De l’importation à la production locale, de jeunes entrepreneurs algériens cassent les prix des médicaments dans un secteur dépendant de l’étranger depuis des décennies.
Dans une salle de conférence d’Alger, ce lundi 3 novembre, plus de 800 professionnels se pressent. Pharmaciens, industriels, biologistes, étudiants. Tous sont venus écouter le ministre de la Santé et de l’Industrie pharmaceutique vanter les mérites de la qualité dans le médicament. Un discours classique, presque convenu.
Mais derrière les stands et les présentations PowerPoint, une autre réalité émerge. Celle d’une génération qui refuse d’attendre les solutions de l’État et décide de prendre le problème à bras-le-corps. Dans une industrie pharmaceutique algérienne accro à l’importation depuis des décennies, ils tentent le pari risqué de la production locale.

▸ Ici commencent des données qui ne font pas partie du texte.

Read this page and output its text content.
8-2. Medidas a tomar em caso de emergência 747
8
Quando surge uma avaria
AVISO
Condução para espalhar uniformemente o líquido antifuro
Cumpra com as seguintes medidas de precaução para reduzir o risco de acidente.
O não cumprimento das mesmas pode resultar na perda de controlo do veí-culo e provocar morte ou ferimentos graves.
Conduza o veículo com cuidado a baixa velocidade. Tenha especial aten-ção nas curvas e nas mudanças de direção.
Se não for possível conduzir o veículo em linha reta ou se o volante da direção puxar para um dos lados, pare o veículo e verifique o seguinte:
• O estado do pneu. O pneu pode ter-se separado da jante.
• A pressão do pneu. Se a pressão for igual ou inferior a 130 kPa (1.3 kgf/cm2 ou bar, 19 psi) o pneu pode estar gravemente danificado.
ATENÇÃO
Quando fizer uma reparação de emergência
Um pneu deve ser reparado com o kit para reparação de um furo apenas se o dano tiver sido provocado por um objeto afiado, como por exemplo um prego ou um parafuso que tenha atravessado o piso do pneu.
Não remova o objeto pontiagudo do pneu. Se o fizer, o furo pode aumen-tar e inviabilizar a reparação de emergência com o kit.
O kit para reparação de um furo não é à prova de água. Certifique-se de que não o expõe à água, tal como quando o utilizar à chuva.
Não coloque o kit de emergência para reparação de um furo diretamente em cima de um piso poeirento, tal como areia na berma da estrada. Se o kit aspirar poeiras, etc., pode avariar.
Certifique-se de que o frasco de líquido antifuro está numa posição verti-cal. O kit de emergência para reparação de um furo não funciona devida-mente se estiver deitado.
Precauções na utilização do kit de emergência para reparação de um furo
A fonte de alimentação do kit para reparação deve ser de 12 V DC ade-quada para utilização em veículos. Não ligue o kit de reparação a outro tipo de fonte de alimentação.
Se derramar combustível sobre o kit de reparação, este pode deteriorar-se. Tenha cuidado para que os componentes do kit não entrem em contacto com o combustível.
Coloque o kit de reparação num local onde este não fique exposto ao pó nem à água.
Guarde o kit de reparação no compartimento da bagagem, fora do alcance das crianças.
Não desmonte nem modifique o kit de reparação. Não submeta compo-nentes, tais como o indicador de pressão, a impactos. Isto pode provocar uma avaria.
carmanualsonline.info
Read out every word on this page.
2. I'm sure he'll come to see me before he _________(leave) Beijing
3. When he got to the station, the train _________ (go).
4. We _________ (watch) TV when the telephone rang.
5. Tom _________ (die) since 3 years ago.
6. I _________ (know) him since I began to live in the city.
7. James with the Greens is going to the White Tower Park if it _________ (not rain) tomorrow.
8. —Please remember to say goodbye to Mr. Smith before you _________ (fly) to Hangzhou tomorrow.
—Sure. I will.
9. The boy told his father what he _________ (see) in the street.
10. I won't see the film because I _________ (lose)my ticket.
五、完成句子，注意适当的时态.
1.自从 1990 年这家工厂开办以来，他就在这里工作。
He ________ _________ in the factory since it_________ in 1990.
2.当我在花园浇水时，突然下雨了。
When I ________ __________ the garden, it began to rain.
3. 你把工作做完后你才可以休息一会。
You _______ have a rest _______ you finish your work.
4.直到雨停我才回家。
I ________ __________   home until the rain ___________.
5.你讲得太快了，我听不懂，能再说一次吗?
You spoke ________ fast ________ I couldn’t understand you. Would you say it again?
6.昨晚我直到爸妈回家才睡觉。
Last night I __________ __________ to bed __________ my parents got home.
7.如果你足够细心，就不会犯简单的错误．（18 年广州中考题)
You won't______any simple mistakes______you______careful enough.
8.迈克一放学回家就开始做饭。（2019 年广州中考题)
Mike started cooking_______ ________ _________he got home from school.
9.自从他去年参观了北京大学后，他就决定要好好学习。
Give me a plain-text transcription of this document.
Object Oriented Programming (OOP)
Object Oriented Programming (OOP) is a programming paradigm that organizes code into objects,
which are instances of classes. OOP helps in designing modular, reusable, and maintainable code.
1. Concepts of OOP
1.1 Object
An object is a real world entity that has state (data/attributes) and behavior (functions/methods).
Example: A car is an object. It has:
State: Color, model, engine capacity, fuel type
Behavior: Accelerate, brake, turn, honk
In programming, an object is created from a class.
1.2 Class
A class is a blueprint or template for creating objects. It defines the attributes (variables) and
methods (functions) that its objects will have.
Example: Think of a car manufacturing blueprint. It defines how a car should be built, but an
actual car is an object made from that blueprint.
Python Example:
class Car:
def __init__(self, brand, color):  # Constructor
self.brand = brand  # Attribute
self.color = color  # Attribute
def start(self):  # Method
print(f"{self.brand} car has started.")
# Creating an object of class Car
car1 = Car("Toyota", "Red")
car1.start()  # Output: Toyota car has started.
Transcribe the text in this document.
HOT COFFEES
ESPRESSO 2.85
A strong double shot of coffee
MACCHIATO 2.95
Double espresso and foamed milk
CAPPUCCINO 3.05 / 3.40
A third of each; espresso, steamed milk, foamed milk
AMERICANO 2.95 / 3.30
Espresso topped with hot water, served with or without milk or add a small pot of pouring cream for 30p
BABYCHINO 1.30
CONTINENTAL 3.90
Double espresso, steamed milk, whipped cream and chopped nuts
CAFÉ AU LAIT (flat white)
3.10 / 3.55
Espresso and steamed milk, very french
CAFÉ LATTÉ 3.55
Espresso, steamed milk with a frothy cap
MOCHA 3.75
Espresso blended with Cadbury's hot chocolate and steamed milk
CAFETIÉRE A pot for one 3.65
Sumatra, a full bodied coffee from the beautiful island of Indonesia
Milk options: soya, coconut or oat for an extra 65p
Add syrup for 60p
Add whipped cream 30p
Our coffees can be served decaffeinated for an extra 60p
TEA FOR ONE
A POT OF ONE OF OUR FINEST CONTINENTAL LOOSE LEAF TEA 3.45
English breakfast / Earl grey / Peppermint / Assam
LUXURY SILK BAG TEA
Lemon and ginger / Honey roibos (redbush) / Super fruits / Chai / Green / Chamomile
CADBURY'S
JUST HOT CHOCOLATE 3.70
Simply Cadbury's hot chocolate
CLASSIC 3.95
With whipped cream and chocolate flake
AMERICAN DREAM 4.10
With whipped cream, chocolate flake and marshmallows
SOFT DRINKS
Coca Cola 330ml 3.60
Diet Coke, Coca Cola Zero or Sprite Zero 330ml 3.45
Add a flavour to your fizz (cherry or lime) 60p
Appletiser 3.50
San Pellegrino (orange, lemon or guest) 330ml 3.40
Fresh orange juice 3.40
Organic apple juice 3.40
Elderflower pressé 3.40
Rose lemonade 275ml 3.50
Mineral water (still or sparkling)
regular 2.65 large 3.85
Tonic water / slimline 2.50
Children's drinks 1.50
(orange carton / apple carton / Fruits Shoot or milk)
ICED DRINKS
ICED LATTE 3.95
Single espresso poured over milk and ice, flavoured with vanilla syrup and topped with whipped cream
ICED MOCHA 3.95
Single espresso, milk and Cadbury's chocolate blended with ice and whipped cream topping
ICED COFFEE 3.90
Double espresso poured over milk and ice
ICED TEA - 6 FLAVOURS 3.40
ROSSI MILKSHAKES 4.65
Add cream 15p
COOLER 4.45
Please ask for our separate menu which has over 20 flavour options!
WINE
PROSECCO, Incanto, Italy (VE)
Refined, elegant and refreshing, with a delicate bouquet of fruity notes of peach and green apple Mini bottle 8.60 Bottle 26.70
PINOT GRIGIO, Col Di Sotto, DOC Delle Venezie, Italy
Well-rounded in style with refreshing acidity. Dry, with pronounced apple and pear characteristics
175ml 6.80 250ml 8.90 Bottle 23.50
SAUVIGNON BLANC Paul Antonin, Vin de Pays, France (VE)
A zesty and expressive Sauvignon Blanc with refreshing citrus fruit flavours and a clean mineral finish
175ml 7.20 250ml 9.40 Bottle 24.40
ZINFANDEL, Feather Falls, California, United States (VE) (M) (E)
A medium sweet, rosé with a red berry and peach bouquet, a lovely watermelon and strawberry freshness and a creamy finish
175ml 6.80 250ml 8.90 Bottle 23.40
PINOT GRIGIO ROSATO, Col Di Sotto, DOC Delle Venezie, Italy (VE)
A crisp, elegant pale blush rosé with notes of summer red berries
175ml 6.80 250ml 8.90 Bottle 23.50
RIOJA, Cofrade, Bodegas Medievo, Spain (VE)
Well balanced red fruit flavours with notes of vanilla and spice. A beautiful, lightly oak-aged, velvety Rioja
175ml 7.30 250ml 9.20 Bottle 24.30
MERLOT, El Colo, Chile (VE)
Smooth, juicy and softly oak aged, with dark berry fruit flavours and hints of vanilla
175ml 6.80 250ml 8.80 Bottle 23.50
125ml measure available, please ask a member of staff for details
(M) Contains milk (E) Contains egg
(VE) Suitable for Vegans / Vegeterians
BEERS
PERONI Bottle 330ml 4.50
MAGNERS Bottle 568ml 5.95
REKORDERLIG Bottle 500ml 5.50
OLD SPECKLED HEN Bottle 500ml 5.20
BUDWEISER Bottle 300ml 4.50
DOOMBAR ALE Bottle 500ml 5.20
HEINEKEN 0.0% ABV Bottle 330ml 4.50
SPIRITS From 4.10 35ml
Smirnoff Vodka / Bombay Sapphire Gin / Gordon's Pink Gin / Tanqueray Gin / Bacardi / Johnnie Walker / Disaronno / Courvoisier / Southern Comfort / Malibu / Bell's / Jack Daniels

Coperdis : quand l’importateur devient fabricant
L’histoire de Coperdis commence comme beaucoup d’autres dans le pays. Pendant des années, l’entreprise importe des lecteurs et des bandelettes de glycémie depuis la Corée. Un business qui marche, un partenariat industriel confortable avec une société coréenne, mais qui reste dans la zone de confort de l’importation.
Puis vient le tournant. Coperdis décide de franchir le pas : produire localement à Zaoui, dans la région de Blida. Le résultat dépasse les attentes. Le produit, vendu auparavant à 9 800 dinars, est désormais disponible à 1 500 dinars. Une division par six du prix pour le patient.
Une démonstration par l’exemple que l’industrie pharmaceutique locale peut répondre à des standards de qualité et d’efficacité. La souveraineté sanitaire n’est pas qu’un slogan, c’est une réalité accessible.
VitaCheck suit la même trajectoire. Spécialisée dans les produits de diagnostic, l’entreprise fabrique désormais sur place ce qu’elle importait hier à prix d’or. Deux success stories qui prouvent qu’on peut concurrencer les multinationales du secteur, même depuis Blida.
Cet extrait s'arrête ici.